From November 2, through December 18, 2020, the City offers a free leaf and yard waste collection program.  During this time, homeowners may dispose of yard waste and leaves in 32 gallon paper yard waste bags or clearly labeled cans or carts, free of charge.  Branches and other yard waste that are tied into bundles require a sticker at all times. 

To participate, fill 32-gallon paper yard waste bags, clearly labeled 32-gallon trash cans or clearly labeled two-wheeled carts with leaves and other yard waste and place the receptacle at the curb by 6 a.m. on your normal trash collection day. There is a 60 pound maximum per bag. (Don't forget that wet leaves add to the weight of the bag.)

Prior to November 2, a yard waste sticker is required on each bag, bundle, can or cart placed out for collection. Stickers cost $2.25 and can be purchased at many Naperville stores or in the Finance Department at the Municipal Center. Paper yard waste bags are available at local grocery and hardware stores. The City does not provide leaf bags.

All yard waste collection ends for the year on December 18, 2020. This includes the city's yard waste/organics collection program that allows residents to bypass bagging and stickers by utilizing a provided cart to dispose of food waste/organics and yard waste for a seasonal fee fee paid to Groot Industries. Services will resume on 3/15/2021. 
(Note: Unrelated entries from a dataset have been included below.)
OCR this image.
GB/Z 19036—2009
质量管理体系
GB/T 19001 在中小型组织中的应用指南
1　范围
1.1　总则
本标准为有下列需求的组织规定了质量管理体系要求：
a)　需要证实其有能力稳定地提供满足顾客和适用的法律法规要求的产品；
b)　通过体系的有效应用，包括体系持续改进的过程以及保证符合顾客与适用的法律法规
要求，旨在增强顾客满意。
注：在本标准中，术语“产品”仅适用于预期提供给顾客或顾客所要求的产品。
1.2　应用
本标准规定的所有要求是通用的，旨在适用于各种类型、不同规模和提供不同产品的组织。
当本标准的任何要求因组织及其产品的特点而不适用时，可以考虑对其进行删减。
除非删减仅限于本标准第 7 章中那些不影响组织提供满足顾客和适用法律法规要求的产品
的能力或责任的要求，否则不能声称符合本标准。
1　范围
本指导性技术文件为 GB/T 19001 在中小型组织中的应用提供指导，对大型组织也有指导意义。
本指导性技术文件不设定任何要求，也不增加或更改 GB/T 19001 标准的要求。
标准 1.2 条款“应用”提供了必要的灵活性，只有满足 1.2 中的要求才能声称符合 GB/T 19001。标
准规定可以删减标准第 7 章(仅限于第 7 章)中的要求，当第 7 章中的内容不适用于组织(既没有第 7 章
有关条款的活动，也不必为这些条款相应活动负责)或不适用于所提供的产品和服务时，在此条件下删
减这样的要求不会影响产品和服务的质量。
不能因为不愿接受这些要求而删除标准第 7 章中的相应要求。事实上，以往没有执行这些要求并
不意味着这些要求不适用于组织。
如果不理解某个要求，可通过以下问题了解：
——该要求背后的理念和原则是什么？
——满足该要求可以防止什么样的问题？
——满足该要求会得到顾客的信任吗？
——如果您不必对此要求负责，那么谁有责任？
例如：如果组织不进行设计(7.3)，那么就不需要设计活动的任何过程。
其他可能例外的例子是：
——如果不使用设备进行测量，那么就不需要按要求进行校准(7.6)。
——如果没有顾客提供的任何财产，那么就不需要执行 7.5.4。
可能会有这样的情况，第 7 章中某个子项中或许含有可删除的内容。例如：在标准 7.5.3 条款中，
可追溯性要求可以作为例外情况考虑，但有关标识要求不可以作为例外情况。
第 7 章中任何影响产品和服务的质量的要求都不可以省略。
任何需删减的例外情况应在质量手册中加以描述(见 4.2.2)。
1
Bulk Curbside Leaf Collection Program

The City's curbside leaf collection schedule provides every neighborhood with three leaf collection opportunities, weather permitting, each year. To participate, residents rake leaves into the street next to the curb in front of their house, avoiding storm drains, at the beginning of each leaf collection cycle.

Collection cycles for 2020 begin on:

  • Monday, October 19
  • Monday, November 2
  • Monday, November 16

 Please note:

  • Crews will collect leaves in front of each home once during each two-week collection cycle.  For example, residents must rake leaves into the street by 6 a.m. on October 19; however, crews may not reach your neighborhood to pick up leaves until November 2.
  • Snow, rain or freezing weather may significantly delay or permanently halt curbside leaf collection, as the same equipment that removes leaves is used to handle deicing and snowplowing. If snow falls or is forecast, remaining leaves should be disposed of through the City's weekly yard waste collection program. 
  • Collection on a certain day can't be guaranteed.
  • Only place leaves in leaf piles. Items such as branches, twigs, lumber, rocks, Halloween decorations, etc., can cause the equipment to break down, which delays the collection process and increases costs.
  • Rake leaves away from storm drains in the street to prevent flooding.
  • Street sweeping will begin after curbside leaf collection ends, weather permitting. Residents may choose to sweep up leaf debris and include it in the weekly yard waste collection program.

 Infographic showing leaf collection cycle

Leaf Collection Alternatives

Repurposing yard waste for landscaping is good for the environment, can provide a more natural appearance in your landscape and can save you time and money.

Here are some quick suggestions for repurposing yard waste from the Conservation Foundation:

  • Let fallen leaves (and fallen twigs) remain. Leaves are variable in texture and can be collected and shredded at home. Shredding speeds decomposition and reduces leaves from blowing away. Mix shredded leaves into the soil in the fall and allow to break down naturally during the winter for improved soil quality. Leaves also provide food, nesting material, and cover for several types of wildlife, including birds and butterflies.
  • Compost your leaves. Chop them up first to speed up decomposition. Leaf mold (composted leaves) makes wonderful mulch, vegetable garden amendment, and has several uses in organic lawn care.
  • When mowing the lawn, use the mulching feature rather than bagging the clippings. Returning grass clippings to the yard keeps your lawn healthy and saves space in the landfill.